Here, Brown was under the ISP for his 2012 convictions when he committed felony shoplifting. Following the requirement that his new sentences “shall not run concurrently with any preceding term of imprisonment,” his 2012 and 2015 sentences must be treated as running consecutively. Id. When arriving at Brown's January 2020 parole-eligibility date, MDOC did not err in placing the minimum he must serve on his 2015 sentences consecutive to the minimum he must serve on his 2012 and 2013 sentences.

¶ 8. Brown points to the general rule that when a sentencing order is silent as to how two sentences will run in regard to each other, the sentences will be construed as running concurrently. Shinn v. State, 74 So. 3d 901, 906 (¶ 14) (Miss. Ct. App. 2011). However, as discussed above, this rule is not applicable to the circumstance where the new crime was committed while the defendant is still under supervision for a previous conviction. We also note that “[c]oncurrent sentences do not necessarily begin and end at the same time—they simply run together during the time that they overlap.” Smith v. State, 853 So. 2d 1277, 1279 (¶ 6) (Miss. Ct. App. 2003). Therefore even if we had grounds to find that Brown's sentences should run concurrently, his 2015 sentence would not date back to 2012 as Brown argues.

CONCLUSION

¶ 9. This Court has jurisdiction to hear Brown's argument that his parole-eligibility date was incorrectly calculated. However, Brown's 2013 and 2015 sentences may not be served concurrently pursuant to Mississippi Code Annotated section 99–19–21(2). We therefore affirm the circuit court's denial of relief.

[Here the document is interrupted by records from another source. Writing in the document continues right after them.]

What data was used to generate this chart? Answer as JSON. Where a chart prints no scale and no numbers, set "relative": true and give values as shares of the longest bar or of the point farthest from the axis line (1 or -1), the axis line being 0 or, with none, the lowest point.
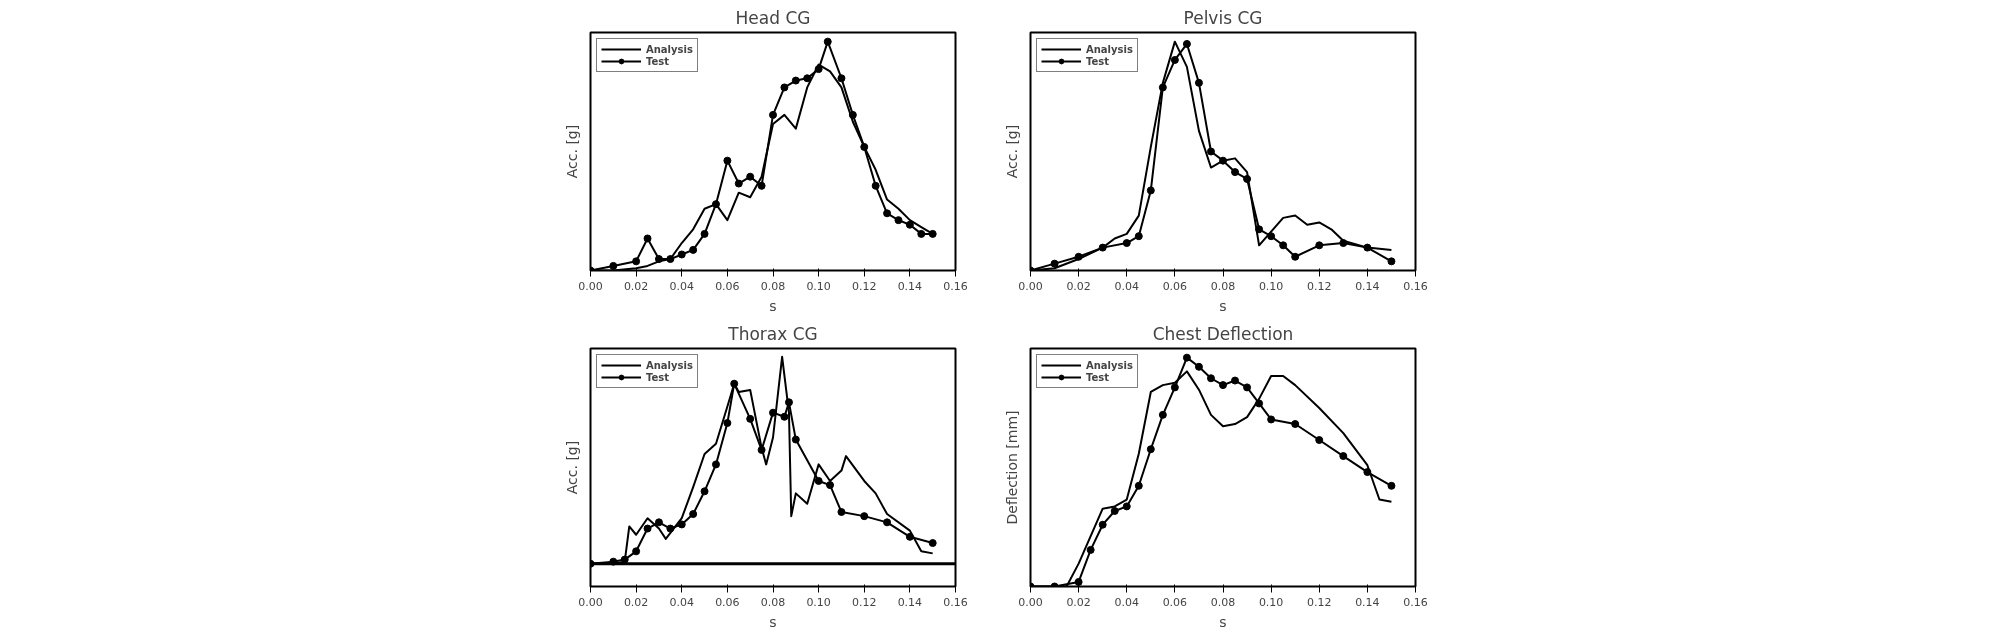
{
  "chart_data": [
    {
      "type": "line",
      "title": "Head CG",
      "xlabel": "s",
      "ylabel": "Acc. [g]",
      "relative": true,
      "tick_labels": "x",
      "legend": "top left",
      "grid": false,
      "xlim": [
        0,
        0.16
      ],
      "xticks": [
        {
          "value": 0,
          "label": "0.00"
        },
        {
          "value": 0.02,
          "label": "0.02"
        },
        {
          "value": 0.04,
          "label": "0.04"
        },
        {
          "value": 0.06,
          "label": "0.06"
        },
        {
          "value": 0.08,
          "label": "0.08"
        },
        {
          "value": 0.1,
          "label": "0.10"
        },
        {
          "value": 0.12,
          "label": "0.12"
        },
        {
          "value": 0.14,
          "label": "0.14"
        },
        {
          "value": 0.16,
          "label": "0.16"
        }
      ],
      "series": [
        {
          "name": "Analysis",
          "color": "#000000",
          "marker": "none",
          "x": [
            0,
            0.01,
            0.02,
            0.025,
            0.03,
            0.035,
            0.04,
            0.045,
            0.05,
            0.055,
            0.06,
            0.065,
            0.07,
            0.075,
            0.08,
            0.085,
            0.09,
            0.095,
            0.1,
            0.105,
            0.11,
            0.115,
            0.12,
            0.125,
            0.13,
            0.135,
            0.14,
            0.145,
            0.15
          ],
          "values": [
            0,
            0,
            0.01,
            0.02,
            0.04,
            0.05,
            0.12,
            0.18,
            0.27,
            0.29,
            0.22,
            0.34,
            0.32,
            0.41,
            0.64,
            0.68,
            0.62,
            0.8,
            0.9,
            0.87,
            0.8,
            0.65,
            0.54,
            0.44,
            0.31,
            0.27,
            0.22,
            0.19,
            0.16
          ]
        },
        {
          "name": "Test",
          "color": "#000000",
          "marker": "circle",
          "x": [
            0,
            0.01,
            0.02,
            0.025,
            0.03,
            0.035,
            0.04,
            0.045,
            0.05,
            0.055,
            0.06,
            0.065,
            0.07,
            0.075,
            0.08,
            0.085,
            0.09,
            0.095,
            0.1,
            0.104,
            0.11,
            0.115,
            0.12,
            0.125,
            0.13,
            0.135,
            0.14,
            0.145,
            0.15
          ],
          "values": [
            0,
            0.02,
            0.04,
            0.14,
            0.05,
            0.05,
            0.07,
            0.09,
            0.16,
            0.29,
            0.48,
            0.38,
            0.41,
            0.37,
            0.68,
            0.8,
            0.83,
            0.84,
            0.88,
            1.0,
            0.84,
            0.68,
            0.54,
            0.37,
            0.25,
            0.22,
            0.2,
            0.16,
            0.16
          ]
        }
      ]
    },
    {
      "type": "line",
      "title": "Pelvis CG",
      "xlabel": "s",
      "ylabel": "Acc. [g]",
      "relative": true,
      "tick_labels": "x",
      "legend": "top left",
      "grid": false,
      "xlim": [
        0,
        0.16
      ],
      "xticks": [
        {
          "value": 0,
          "label": "0.00"
        },
        {
          "value": 0.02,
          "label": "0.02"
        },
        {
          "value": 0.04,
          "label": "0.04"
        },
        {
          "value": 0.06,
          "label": "0.06"
        },
        {
          "value": 0.08,
          "label": "0.08"
        },
        {
          "value": 0.1,
          "label": "0.10"
        },
        {
          "value": 0.12,
          "label": "0.12"
        },
        {
          "value": 0.14,
          "label": "0.14"
        },
        {
          "value": 0.16,
          "label": "0.16"
        }
      ],
      "series": [
        {
          "name": "Analysis",
          "color": "#000000",
          "marker": "none",
          "x": [
            0,
            0.01,
            0.02,
            0.03,
            0.035,
            0.04,
            0.045,
            0.05,
            0.055,
            0.06,
            0.065,
            0.07,
            0.075,
            0.08,
            0.085,
            0.09,
            0.095,
            0.1,
            0.105,
            0.11,
            0.115,
            0.12,
            0.125,
            0.13,
            0.14,
            0.15
          ],
          "values": [
            0,
            0.01,
            0.05,
            0.1,
            0.14,
            0.16,
            0.24,
            0.54,
            0.82,
            1.0,
            0.89,
            0.61,
            0.45,
            0.48,
            0.49,
            0.43,
            0.11,
            0.17,
            0.23,
            0.24,
            0.2,
            0.21,
            0.18,
            0.13,
            0.1,
            0.09
          ]
        },
        {
          "name": "Test",
          "color": "#000000",
          "marker": "circle",
          "x": [
            0,
            0.01,
            0.02,
            0.03,
            0.04,
            0.045,
            0.05,
            0.055,
            0.06,
            0.065,
            0.07,
            0.075,
            0.08,
            0.085,
            0.09,
            0.095,
            0.1,
            0.105,
            0.11,
            0.12,
            0.13,
            0.14,
            0.15
          ],
          "values": [
            0,
            0.03,
            0.06,
            0.1,
            0.12,
            0.15,
            0.35,
            0.8,
            0.92,
            0.99,
            0.82,
            0.52,
            0.48,
            0.43,
            0.4,
            0.18,
            0.15,
            0.11,
            0.06,
            0.11,
            0.12,
            0.1,
            0.04
          ]
        }
      ]
    },
    {
      "type": "line",
      "title": "Thorax CG",
      "xlabel": "s",
      "ylabel": "Acc. [g]",
      "relative": true,
      "tick_labels": "x",
      "legend": "top left",
      "grid": false,
      "xlim": [
        0,
        0.16
      ],
      "xticks": [
        {
          "value": 0,
          "label": "0.00"
        },
        {
          "value": 0.02,
          "label": "0.02"
        },
        {
          "value": 0.04,
          "label": "0.04"
        },
        {
          "value": 0.06,
          "label": "0.06"
        },
        {
          "value": 0.08,
          "label": "0.08"
        },
        {
          "value": 0.1,
          "label": "0.10"
        },
        {
          "value": 0.12,
          "label": "0.12"
        },
        {
          "value": 0.14,
          "label": "0.14"
        },
        {
          "value": 0.16,
          "label": "0.16"
        }
      ],
      "ref_lines": [
        {
          "axis": "y",
          "value": 0,
          "color": "#000000"
        }
      ],
      "series": [
        {
          "name": "Analysis",
          "color": "#000000",
          "marker": "none",
          "x": [
            0,
            0.01,
            0.015,
            0.017,
            0.02,
            0.025,
            0.03,
            0.033,
            0.04,
            0.045,
            0.05,
            0.055,
            0.06,
            0.063,
            0.065,
            0.07,
            0.075,
            0.077,
            0.08,
            0.084,
            0.087,
            0.088,
            0.09,
            0.095,
            0.1,
            0.105,
            0.11,
            0.112,
            0.12,
            0.125,
            0.13,
            0.14,
            0.145,
            0.15
          ],
          "values": [
            0,
            0,
            0.01,
            0.18,
            0.14,
            0.22,
            0.17,
            0.12,
            0.22,
            0.37,
            0.53,
            0.58,
            0.76,
            0.87,
            0.83,
            0.84,
            0.56,
            0.48,
            0.61,
            1.0,
            0.73,
            0.23,
            0.34,
            0.29,
            0.48,
            0.4,
            0.45,
            0.52,
            0.4,
            0.34,
            0.24,
            0.16,
            0.06,
            0.05
          ]
        },
        {
          "name": "Test",
          "color": "#000000",
          "marker": "circle",
          "x": [
            0,
            0.01,
            0.015,
            0.02,
            0.025,
            0.03,
            0.035,
            0.04,
            0.045,
            0.05,
            0.055,
            0.06,
            0.063,
            0.07,
            0.075,
            0.08,
            0.085,
            0.087,
            0.09,
            0.1,
            0.105,
            0.11,
            0.12,
            0.13,
            0.14,
            0.15
          ],
          "values": [
            0,
            0.01,
            0.02,
            0.06,
            0.17,
            0.2,
            0.17,
            0.19,
            0.24,
            0.35,
            0.48,
            0.68,
            0.87,
            0.7,
            0.55,
            0.73,
            0.71,
            0.78,
            0.6,
            0.4,
            0.38,
            0.25,
            0.23,
            0.2,
            0.13,
            0.1
          ]
        }
      ]
    },
    {
      "type": "line",
      "title": "Chest Deflection",
      "xlabel": "s",
      "ylabel": "Deflection [mm]",
      "relative": true,
      "tick_labels": "x",
      "legend": "top left",
      "grid": false,
      "xlim": [
        0,
        0.16
      ],
      "xticks": [
        {
          "value": 0,
          "label": "0.00"
        },
        {
          "value": 0.02,
          "label": "0.02"
        },
        {
          "value": 0.04,
          "label": "0.04"
        },
        {
          "value": 0.06,
          "label": "0.06"
        },
        {
          "value": 0.08,
          "label": "0.08"
        },
        {
          "value": 0.1,
          "label": "0.10"
        },
        {
          "value": 0.12,
          "label": "0.12"
        },
        {
          "value": 0.14,
          "label": "0.14"
        },
        {
          "value": 0.16,
          "label": "0.16"
        }
      ],
      "series": [
        {
          "name": "Analysis",
          "color": "#000000",
          "marker": "none",
          "x": [
            0,
            0.015,
            0.02,
            0.025,
            0.03,
            0.035,
            0.04,
            0.045,
            0.05,
            0.055,
            0.06,
            0.065,
            0.07,
            0.075,
            0.08,
            0.085,
            0.09,
            0.095,
            0.1,
            0.105,
            0.11,
            0.12,
            0.13,
            0.14,
            0.145,
            0.15
          ],
          "values": [
            0,
            0,
            0.1,
            0.22,
            0.34,
            0.35,
            0.38,
            0.58,
            0.85,
            0.88,
            0.89,
            0.94,
            0.86,
            0.75,
            0.7,
            0.71,
            0.74,
            0.82,
            0.92,
            0.92,
            0.88,
            0.78,
            0.67,
            0.53,
            0.38,
            0.37
          ]
        },
        {
          "name": "Test",
          "color": "#000000",
          "marker": "circle",
          "x": [
            0,
            0.01,
            0.02,
            0.025,
            0.03,
            0.035,
            0.04,
            0.045,
            0.05,
            0.055,
            0.06,
            0.065,
            0.07,
            0.075,
            0.08,
            0.085,
            0.09,
            0.095,
            0.1,
            0.11,
            0.12,
            0.13,
            0.14,
            0.15
          ],
          "values": [
            0,
            0,
            0.02,
            0.16,
            0.27,
            0.33,
            0.35,
            0.44,
            0.6,
            0.75,
            0.87,
            1.0,
            0.96,
            0.91,
            0.88,
            0.9,
            0.87,
            0.8,
            0.73,
            0.71,
            0.64,
            0.57,
            0.5,
            0.44
          ]
        }
      ]
    }
  ]
}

¶ 10. THE JUDGMENT OF THE MADISON COUNTY CIRCUIT COURT DISMISSING THE MOTION FOR POST–CONVICTION RELIEF IS AFFIRMED. ALL COSTS OF THIS APPEAL ARE ASSESSED TO MADISON COUNTY.

FOOTNOTES

1.   The sentencing orders specified that the sentences were to run consecutively.

2.   See also Miss. Code Ann. § 47–7–29 (Rev. 2015).

GREENLEE, J., FOR THE COURT:

LEE, C.J., IRVING AND GRIFFIS, P.JJ., BARNES, ISHEE, CARLTON, FAIR AND WESTBROOKS, JJ., CONCUR. WILSON, J., CONCURS IN PART AND IN THE RESULT WITHOUT SEPARATE WRITTEN OPINION.